De kantonrechter heeft in het tussenvonnis overwogen dat in het licht van de huidige stand van het partijdebat vooralsnog geen voldragen antwoord kan worden gegeven op de vraag of [b.v.] Koeriers aan haar verzekeringsplicht als werkgever heeft voldaan, in die zin dat zij - indachtig de door de Hoge Raad hiervoor geformuleerde maatstaven (uiteengezet in rechtsoverweging 4.18. van het tussenvonnis) - ten tijde van het ongeval van [eiser] met de bedrijfsauto van [b.v.] Koeriers beschikte over een behoorlijke verzekering voor verkeersongevallen van haar werknemers. De kantonrechter heeft verder overwogen dat beantwoording van deze vraag specifieke kennis op het gebied van het verzekeringsrecht vereist. Om deze redenen heeft de kantonrechter overwogen dat hij voornemens is om een deskundige op verzekeringsrechtelijk gebied te benoemen, teneinde de kantonrechter van advies te dienen over de hiervoor genoemde vraag.
2.3.
Partijen hebben zich hierna bij akte kunnen uitlaten over de aard van de verlangde deskundigheid, de persoon van de deskundige en de aan de deskundige te stellen vragen.

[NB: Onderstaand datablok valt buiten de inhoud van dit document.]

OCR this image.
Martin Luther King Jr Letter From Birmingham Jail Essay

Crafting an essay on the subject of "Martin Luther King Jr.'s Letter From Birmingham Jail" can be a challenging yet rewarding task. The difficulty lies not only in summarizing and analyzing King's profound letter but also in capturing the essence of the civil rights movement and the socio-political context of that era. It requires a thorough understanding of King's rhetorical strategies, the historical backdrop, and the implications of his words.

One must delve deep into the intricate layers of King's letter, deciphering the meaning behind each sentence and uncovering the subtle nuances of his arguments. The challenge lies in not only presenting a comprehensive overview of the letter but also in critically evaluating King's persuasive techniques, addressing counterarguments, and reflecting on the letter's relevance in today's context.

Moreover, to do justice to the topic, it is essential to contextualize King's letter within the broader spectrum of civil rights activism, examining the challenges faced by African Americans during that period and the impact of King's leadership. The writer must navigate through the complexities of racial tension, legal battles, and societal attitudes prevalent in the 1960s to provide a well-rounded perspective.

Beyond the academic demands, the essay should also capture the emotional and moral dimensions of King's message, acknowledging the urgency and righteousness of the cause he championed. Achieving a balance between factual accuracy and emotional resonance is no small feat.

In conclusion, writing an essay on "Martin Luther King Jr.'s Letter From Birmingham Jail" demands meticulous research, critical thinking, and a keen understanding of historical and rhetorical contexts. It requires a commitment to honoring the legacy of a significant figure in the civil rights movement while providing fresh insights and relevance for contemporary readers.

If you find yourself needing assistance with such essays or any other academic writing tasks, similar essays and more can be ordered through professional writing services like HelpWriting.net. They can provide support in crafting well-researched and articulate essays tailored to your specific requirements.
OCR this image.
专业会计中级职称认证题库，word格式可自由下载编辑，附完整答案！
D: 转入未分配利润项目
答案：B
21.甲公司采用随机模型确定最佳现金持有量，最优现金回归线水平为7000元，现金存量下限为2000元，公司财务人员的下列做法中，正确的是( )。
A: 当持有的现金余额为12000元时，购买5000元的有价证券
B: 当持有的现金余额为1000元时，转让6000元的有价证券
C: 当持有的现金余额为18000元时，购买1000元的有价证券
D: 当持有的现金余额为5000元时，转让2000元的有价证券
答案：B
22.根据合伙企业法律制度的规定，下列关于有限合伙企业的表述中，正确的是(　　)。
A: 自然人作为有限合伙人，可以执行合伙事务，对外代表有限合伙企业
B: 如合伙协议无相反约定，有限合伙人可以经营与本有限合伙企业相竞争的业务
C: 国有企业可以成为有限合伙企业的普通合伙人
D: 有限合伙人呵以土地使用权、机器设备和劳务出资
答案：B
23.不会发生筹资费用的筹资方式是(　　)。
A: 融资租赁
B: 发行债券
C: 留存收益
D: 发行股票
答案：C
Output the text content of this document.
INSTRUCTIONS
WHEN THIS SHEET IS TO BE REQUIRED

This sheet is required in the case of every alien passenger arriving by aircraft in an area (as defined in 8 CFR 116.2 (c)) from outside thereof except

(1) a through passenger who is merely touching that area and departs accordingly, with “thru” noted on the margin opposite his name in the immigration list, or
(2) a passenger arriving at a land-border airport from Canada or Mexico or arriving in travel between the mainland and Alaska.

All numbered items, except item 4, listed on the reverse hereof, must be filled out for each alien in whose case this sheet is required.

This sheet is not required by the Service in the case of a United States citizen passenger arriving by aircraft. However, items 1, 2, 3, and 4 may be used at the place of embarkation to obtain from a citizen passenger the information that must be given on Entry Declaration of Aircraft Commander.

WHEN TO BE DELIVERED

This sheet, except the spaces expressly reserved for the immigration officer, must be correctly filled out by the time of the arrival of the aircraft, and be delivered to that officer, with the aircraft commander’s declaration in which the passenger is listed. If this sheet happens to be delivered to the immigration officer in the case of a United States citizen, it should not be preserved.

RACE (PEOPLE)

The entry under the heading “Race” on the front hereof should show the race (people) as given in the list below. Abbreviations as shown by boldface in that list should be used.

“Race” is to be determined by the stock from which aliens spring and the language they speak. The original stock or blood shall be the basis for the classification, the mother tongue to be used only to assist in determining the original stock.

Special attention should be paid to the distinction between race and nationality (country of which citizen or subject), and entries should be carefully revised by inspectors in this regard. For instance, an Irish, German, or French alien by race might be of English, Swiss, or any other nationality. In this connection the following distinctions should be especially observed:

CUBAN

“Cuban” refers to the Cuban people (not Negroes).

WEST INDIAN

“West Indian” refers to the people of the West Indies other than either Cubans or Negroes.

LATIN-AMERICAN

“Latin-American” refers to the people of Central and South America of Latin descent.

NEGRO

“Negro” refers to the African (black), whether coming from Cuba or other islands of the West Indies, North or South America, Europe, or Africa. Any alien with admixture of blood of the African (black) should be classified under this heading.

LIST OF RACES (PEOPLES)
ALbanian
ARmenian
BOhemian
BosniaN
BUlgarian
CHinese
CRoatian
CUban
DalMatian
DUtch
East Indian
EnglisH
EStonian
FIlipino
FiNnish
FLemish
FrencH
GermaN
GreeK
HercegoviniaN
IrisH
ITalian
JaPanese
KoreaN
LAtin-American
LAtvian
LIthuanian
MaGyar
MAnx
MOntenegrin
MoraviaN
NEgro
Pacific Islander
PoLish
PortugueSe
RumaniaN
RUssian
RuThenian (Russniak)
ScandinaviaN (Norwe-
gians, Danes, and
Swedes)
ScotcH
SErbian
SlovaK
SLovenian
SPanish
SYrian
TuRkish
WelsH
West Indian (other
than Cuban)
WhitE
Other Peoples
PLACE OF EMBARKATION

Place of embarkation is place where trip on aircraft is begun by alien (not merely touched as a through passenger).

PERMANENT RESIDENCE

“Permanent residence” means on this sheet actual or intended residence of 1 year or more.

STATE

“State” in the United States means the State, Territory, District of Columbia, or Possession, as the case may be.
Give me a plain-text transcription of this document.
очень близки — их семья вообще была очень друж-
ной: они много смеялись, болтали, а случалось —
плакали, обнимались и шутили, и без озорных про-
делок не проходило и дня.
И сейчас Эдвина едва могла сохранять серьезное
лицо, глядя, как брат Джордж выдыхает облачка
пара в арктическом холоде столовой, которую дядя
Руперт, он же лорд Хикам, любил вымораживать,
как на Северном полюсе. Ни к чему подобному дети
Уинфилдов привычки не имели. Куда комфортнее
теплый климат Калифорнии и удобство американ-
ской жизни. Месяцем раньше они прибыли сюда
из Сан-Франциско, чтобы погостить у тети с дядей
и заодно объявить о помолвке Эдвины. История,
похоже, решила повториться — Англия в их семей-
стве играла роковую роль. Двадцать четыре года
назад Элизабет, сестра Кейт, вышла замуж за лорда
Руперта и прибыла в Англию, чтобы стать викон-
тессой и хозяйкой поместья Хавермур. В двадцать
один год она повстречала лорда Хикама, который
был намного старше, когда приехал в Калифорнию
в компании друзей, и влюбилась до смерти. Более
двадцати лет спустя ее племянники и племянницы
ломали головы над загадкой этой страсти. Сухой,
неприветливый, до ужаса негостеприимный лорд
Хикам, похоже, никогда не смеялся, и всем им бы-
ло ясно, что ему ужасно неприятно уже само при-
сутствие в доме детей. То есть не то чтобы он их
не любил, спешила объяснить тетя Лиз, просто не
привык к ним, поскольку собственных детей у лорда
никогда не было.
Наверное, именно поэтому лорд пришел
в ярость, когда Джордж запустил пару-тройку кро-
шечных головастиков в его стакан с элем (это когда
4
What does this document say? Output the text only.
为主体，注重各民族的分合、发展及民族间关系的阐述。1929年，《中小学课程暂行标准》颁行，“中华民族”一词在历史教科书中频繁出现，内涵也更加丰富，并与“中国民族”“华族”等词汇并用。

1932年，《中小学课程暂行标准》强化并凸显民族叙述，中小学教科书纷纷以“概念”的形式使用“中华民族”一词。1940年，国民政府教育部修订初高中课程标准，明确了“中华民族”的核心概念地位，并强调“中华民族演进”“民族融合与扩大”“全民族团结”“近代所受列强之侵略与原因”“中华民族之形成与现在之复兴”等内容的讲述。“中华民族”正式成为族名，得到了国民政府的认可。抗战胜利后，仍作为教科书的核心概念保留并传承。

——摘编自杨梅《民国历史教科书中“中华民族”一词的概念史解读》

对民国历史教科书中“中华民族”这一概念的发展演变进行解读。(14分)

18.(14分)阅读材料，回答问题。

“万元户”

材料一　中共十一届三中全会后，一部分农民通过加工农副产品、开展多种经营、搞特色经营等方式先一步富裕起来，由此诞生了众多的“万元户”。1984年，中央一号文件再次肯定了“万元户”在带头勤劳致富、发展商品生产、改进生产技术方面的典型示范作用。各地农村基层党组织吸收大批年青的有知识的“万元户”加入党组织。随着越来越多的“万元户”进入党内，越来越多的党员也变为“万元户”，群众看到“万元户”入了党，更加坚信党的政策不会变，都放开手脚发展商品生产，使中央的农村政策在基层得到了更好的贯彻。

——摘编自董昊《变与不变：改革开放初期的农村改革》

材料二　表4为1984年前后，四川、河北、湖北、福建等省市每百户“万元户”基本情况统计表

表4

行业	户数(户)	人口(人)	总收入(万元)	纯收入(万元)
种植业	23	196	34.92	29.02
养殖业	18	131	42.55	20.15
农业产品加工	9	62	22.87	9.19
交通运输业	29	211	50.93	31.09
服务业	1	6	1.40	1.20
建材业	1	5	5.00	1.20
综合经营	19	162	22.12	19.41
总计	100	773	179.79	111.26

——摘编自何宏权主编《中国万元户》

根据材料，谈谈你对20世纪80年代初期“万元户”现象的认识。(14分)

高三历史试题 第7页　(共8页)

De persoon van de deskundige
2.4.
Uit de aktes van partijen blijkt dat zij overeenstemming hebben bereikt over de persoon van de te benoemen deskundige, te weten prof. mr. M.L. Hendrikse, verbonden aan de Universiteit van Amsterdam. Partijen verzoeken de kantonrechter om tot diens benoeming als deskundige over te gaan.
2.5.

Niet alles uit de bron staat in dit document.